Деяния человека здесь, на земле, имеют бесконечное значение для него, они никогда не умирают и не исчезают. Человек в своей короткой жизни то поднимается вверх до самых небес, то опускается вниз в самый ад и в своих шестидесяти годах жизни держит страшным и удивительным образом сокрытую вечность, – все это как бы огненными буквами выжжено в душе дикого араба. Все это начертано там как бы пламенем и молнией – страшное, невыразимое, вечно предстоящее перед ним. С бурной страстностью, дикой непреклонной искренностью, полуотчеканивая свои мысли, не будучи в состоянии отчеканить их вполне, он пытается высказать, воплотить их в этом небе, этом аде. Воплощенные в любой форме, они говорят нам о главнейшей из всех истин. Они заслуживают уважения под всевозможными оболочками. Что составляет главную цель человека здесь, на земле? Ответ Магомета на этот вопрос может пристыдить многих из нас! Он не берет, подобно Бентаму
, справедливое и несправедливое, не высчитывает барышей и потерь, наибольшего удовольствия, доставляемого тем или другим, и, приведя все это путем сложения и вычитания к окончательному результату, не спрашивает вас: не перевешивает ли значительно в общем итоге справедливое?
Нет, дело вовсе не в том, что лучше делать одно, чем делать другое.
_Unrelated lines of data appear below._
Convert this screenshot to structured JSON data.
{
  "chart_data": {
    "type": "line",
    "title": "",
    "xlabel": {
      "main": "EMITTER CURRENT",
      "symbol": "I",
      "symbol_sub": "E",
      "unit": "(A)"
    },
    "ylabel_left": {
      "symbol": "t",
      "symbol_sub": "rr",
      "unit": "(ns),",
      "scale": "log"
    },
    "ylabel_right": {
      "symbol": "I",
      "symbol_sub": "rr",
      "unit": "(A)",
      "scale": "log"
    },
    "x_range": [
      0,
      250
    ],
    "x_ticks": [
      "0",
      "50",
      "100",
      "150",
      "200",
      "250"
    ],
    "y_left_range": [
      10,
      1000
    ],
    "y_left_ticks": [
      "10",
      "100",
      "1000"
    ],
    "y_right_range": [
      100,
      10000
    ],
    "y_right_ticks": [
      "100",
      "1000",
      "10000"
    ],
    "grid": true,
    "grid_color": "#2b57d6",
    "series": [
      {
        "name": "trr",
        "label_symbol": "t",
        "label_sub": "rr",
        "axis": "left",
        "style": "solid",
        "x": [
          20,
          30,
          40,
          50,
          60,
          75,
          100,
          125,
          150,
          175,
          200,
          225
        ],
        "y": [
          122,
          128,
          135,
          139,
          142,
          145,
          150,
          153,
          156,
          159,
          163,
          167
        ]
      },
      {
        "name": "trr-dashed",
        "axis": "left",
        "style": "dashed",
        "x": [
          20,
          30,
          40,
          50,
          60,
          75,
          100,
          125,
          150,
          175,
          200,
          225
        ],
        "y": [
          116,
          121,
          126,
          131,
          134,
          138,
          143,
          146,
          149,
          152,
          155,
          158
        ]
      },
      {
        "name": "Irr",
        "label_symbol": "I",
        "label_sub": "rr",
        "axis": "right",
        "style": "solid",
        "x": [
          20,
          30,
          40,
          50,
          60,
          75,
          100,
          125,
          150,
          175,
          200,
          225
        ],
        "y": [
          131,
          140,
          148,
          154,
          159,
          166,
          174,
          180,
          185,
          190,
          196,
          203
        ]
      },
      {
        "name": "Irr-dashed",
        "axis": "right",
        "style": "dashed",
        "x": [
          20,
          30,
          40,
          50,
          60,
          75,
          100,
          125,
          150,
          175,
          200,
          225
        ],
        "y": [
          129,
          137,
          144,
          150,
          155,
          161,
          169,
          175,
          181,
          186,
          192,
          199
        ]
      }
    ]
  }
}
Одно по отношению к другому все равно что жизнь по отношению к смерти, небо по отношению к аду. Одно никоим образом не следует делать, другое никоим образом не следует оставлять несделанным. Вы не должны измерять правды и неправды: они несоизмеримы. Одно – вечная жизнь для человека; другое – вечная смерть. Бентамовская польза, добродетель сообразно выгоде и потере
низводит этот Божий мир к мертвенной, бесчувственной паровой машине, необъятную небесную душу человека – своего рода к весам для взвешивания сена и чертополоха, удовольствий и страданий. Если вы спросите меня, кто из них, Магомет или указанные философы, проповедуют более жалкий и более лживый взгляд на человека и его назначение в этом мире, то я отвечу: во всяком случае, не Магомет!..
В заключение повторяем: религия Магомета представляет собой своеобразную побочную ветвь христианства. Ей присущ элемент подлинного. Несмотря на все ее недостатки, в ней просвечивается наивысшая и глубочайшая истина. Скандинавский бог Уиш, бог всех первобытных людей, разросся у Магомета в целое небо. В небо, символизирующее собою священный долг и доступное лишь для тех, кто заслуживает его верою и добрыми делами, мужественною жизнью и божественным терпением, которое свидетельствует, в сущности, лишь о еще большем мужестве.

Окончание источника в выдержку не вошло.